6. llms.txt Standard

The

llms.txt
file (placed at site root) provides AI models with structured context about your site:

# Site Name

> Brief description of what this site/product does.

## Docs

- [Getting Started](https://example.com/docs/getting-started): How to set up the product
- [API Reference](https://example.com/docs/api): Complete API documentation
- [Pricing](https://example.com/pricing): Plans and pricing information

## Blog

- [Latest Post Title](https://example.com/blog/latest-post): Description of the post

## Optional

- [About Us](https://example.com/about): Company background and mission

Place at:

https://yourdomain.com/llms.txt

An extended version (

llms-full.txt
) can include complete content for AI models that support it.

7. RSL 1.0 (Responsible Source Licensing)

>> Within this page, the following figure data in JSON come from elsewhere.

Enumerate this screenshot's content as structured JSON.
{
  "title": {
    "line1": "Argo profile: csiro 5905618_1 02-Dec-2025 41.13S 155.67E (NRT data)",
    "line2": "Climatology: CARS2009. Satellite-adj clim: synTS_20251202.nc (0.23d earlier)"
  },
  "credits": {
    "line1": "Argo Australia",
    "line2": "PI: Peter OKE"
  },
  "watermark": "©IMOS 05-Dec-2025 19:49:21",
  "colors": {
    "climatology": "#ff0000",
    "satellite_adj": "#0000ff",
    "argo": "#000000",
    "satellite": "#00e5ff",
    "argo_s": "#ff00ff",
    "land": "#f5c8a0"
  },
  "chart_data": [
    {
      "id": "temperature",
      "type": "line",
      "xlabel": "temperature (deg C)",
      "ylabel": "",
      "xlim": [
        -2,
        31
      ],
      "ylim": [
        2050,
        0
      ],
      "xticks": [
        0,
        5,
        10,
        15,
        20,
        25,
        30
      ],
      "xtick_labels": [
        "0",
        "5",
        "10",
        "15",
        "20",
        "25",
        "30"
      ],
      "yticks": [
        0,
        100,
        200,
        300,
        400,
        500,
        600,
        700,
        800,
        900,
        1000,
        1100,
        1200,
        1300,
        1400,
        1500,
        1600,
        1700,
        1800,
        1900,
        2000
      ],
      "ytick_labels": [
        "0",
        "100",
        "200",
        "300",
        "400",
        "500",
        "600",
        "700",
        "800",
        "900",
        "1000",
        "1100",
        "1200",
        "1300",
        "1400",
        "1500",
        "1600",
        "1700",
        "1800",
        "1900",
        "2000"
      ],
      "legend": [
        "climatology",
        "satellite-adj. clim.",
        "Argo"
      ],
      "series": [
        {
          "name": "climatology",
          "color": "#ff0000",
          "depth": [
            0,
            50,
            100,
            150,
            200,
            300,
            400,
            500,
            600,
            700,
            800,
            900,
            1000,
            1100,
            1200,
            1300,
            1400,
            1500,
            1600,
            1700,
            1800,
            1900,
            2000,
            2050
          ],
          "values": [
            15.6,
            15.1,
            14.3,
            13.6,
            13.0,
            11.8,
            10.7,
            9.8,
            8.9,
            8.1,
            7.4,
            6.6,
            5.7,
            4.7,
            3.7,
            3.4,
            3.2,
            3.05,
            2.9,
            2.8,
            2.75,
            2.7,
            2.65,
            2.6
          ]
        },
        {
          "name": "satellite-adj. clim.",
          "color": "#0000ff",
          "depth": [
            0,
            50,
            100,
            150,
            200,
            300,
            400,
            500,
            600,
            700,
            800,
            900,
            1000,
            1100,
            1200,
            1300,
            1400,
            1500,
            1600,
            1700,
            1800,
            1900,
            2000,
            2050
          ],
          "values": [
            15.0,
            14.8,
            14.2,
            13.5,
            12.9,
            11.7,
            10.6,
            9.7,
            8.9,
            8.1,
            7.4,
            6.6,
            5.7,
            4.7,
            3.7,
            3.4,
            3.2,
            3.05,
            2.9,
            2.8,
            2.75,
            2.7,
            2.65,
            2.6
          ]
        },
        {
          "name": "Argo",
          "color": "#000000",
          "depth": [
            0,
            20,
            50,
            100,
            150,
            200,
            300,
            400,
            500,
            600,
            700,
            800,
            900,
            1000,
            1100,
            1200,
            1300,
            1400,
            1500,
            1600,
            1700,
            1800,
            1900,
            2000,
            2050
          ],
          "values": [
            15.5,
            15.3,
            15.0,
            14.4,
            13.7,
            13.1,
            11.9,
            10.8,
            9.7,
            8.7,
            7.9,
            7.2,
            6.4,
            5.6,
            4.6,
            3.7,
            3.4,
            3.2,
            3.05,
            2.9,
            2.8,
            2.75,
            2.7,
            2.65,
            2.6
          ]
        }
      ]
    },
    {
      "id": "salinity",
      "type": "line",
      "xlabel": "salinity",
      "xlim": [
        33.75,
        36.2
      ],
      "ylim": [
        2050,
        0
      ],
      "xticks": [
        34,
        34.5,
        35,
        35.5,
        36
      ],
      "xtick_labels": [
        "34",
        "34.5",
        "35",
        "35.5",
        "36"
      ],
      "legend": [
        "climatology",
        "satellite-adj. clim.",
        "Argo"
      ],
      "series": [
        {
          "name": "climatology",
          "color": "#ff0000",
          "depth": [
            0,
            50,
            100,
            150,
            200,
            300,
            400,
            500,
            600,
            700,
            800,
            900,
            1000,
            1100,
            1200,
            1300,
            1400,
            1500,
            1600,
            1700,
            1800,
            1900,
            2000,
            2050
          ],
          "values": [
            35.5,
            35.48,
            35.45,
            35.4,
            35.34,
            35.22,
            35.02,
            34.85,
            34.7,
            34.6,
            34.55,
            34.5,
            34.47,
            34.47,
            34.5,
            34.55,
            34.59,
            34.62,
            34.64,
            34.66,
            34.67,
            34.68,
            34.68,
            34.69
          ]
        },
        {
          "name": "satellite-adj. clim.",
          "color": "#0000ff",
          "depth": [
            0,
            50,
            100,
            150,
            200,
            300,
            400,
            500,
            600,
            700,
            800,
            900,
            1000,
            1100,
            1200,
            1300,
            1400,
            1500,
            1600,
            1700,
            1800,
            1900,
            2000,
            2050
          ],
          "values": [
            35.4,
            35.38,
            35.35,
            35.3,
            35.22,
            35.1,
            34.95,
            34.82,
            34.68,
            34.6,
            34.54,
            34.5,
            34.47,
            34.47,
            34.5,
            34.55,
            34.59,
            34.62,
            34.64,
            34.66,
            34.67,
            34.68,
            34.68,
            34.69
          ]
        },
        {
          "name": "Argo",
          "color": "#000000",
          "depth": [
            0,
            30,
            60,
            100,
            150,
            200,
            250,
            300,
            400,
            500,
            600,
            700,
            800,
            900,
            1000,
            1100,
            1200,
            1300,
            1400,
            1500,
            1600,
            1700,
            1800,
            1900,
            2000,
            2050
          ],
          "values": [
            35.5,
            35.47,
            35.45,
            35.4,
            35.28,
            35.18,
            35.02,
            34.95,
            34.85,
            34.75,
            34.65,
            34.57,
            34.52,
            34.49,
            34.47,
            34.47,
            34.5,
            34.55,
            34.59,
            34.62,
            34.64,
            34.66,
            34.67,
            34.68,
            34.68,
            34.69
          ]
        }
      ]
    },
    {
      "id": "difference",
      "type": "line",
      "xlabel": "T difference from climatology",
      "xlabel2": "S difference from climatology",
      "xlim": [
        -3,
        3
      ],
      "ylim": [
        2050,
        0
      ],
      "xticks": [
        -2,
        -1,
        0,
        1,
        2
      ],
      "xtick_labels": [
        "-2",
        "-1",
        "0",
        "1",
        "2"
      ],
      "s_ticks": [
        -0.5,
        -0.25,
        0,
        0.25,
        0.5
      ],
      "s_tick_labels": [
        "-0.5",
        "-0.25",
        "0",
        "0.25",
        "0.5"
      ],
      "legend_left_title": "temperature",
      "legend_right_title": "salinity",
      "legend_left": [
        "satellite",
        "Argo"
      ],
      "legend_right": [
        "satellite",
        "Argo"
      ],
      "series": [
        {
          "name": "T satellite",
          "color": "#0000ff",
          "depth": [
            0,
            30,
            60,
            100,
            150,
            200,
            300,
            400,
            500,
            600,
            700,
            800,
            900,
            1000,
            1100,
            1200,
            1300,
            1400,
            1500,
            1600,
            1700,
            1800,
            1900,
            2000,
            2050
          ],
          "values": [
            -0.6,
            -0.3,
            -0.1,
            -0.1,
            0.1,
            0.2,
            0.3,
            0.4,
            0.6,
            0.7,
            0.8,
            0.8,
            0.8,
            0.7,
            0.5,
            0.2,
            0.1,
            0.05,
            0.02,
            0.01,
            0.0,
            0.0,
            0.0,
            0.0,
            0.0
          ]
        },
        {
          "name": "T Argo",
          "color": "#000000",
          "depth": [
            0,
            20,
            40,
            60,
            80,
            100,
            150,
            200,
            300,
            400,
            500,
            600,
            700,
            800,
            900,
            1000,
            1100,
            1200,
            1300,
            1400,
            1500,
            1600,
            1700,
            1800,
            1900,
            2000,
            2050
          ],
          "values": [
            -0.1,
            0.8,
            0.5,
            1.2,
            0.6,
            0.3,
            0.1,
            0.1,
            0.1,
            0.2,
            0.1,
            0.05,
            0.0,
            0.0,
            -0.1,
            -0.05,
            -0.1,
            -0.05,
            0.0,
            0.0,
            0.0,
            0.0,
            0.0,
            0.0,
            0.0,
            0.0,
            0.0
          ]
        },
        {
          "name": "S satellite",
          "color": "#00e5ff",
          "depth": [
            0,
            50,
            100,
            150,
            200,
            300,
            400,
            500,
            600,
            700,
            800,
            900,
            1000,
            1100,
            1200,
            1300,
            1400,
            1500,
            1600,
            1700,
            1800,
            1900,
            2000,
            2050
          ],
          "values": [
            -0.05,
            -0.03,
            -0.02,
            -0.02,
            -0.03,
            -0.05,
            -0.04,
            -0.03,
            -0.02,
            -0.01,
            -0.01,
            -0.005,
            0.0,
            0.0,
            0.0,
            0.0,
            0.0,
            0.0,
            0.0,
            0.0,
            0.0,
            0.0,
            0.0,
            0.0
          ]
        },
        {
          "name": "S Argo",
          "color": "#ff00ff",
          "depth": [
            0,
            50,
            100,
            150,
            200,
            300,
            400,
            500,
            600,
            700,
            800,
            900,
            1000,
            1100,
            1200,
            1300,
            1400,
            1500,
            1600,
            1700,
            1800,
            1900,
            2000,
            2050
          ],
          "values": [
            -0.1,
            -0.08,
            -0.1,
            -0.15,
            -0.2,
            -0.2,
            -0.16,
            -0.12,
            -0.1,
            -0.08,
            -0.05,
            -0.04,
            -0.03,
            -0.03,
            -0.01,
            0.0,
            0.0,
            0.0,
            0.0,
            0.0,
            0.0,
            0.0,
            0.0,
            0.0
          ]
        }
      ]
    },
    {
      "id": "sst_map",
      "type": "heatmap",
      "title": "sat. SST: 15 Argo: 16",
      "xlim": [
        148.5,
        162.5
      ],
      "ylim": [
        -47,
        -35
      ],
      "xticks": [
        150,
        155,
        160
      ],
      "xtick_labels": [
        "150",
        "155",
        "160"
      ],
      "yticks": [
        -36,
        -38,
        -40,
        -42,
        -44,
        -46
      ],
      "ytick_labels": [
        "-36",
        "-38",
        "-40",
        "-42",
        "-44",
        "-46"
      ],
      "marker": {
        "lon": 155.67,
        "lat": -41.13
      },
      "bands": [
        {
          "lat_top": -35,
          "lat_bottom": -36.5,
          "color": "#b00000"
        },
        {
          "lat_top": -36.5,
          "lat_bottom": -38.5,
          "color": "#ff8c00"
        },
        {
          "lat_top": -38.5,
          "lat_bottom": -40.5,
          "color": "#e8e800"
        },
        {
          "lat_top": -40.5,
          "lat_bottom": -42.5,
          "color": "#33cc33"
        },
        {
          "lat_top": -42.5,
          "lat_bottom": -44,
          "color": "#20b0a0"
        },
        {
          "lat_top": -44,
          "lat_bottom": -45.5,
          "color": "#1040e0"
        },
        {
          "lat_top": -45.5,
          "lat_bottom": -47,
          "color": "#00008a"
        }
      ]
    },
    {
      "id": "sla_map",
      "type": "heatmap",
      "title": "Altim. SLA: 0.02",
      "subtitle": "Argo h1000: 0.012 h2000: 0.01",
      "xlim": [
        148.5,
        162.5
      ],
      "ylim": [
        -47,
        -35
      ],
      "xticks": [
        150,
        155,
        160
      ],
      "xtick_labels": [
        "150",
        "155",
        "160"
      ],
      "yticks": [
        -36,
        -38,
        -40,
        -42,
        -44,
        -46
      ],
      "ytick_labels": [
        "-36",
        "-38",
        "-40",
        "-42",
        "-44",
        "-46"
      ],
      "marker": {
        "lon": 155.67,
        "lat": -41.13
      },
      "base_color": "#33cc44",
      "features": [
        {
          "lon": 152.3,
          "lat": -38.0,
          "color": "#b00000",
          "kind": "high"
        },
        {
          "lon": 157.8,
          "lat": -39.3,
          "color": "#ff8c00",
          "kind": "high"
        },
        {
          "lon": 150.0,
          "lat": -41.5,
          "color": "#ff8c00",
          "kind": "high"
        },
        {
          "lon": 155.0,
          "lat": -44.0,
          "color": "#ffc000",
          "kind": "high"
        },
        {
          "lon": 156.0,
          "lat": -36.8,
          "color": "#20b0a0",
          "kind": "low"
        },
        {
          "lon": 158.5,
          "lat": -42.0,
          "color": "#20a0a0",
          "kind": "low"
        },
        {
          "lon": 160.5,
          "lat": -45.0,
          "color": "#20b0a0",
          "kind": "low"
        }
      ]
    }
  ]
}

RSL 1.0 is an emerging framework for declaring how AI models may use your content:

License LevelMeaning
RSL-OpenContent may be used for training and cited in AI outputs
RSL-CiteContent may be used if proper attribution/citation is provided
RSL-NoTrainContent may be cited in search results but not used for model training
RSL-RestrictContent may not be used for training or direct citation

Implement via meta tag:

<meta name="rsl" content="RSL-Cite">

Or via HTTP header:

X-RSL: RSL-Cite

Platform Specific Optimization

Google AI Overviews (AIO)

  • Triggered primarily by informational and "how to" queries
  • Sources from top-ranking pages (traditional SEO still matters)
  • Prefers content with clear, factual, well-structured answers
  • FAQ sections and definition blocks are frequently pulled
  • Structured data (FAQ schema, HowTo schema) increases selection probability

ChatGPT Search

  • Uses Bing index as primary data source
  • Real-time web browsing via OAI-SearchBot
  • Cites specific passages with direct links
  • Prefers authoritative, recently updated content
  • Strong preference for content with dates and specificity

Perplexity

  • Crawls the web independently via PerplexityBot
  • Provides inline citations with source numbers
  • Prefers concise, factual, well-sourced content
  • Strong preference for content that includes statistics and data
  • Multiple sources are cited per answer (aim to be one of 3 to 5 sources)

Bing Copilot

  • Integrated into Bing search results
  • Uses Bing's existing index and ranking signals
  • Bing Webmaster Tools optimization carries over
  • IndexNow protocol for faster content discovery
  • Prefers structured, authoritative content with clear entity relationships

Rules

  1. ALWAYS optimize for citability first. If a passage cannot stand alone, it will not be cited.
  2. ALWAYS include specific data points (numbers, percentages, dates) in key paragraphs.
  3. ALWAYS maintain proper heading hierarchy for machine parsing.
  4. ALWAYS use multi-modal content (text + tables + images minimum) on important pages.
  5. ALWAYS allow AI search crawlers (GPTBot, OAI-SearchBot, PerplexityBot, ClaudeBot) in robots.txt unless there is a specific legal or business reason to block them.
  6. ALWAYS create and maintain an
    llms.txt
    file at the site root.
  7. NEVER sacrifice traditional SEO for GEO. They are complementary, not competing.
  8. NEVER use AI-generated content without human review and factual verification. AI models deprioritize content that appears auto-generated.
  9. ALWAYS include author attribution and "last updated" dates on content pages.
  10. ALWAYS pursue brand mentions on authoritative platforms as a primary authority signal.
  11. ALWAYS structure FAQ sections as explicit question-and-answer pairs.
  12. ALWAYS write passages in the 134 to 167 word sweet spot for maximum citability.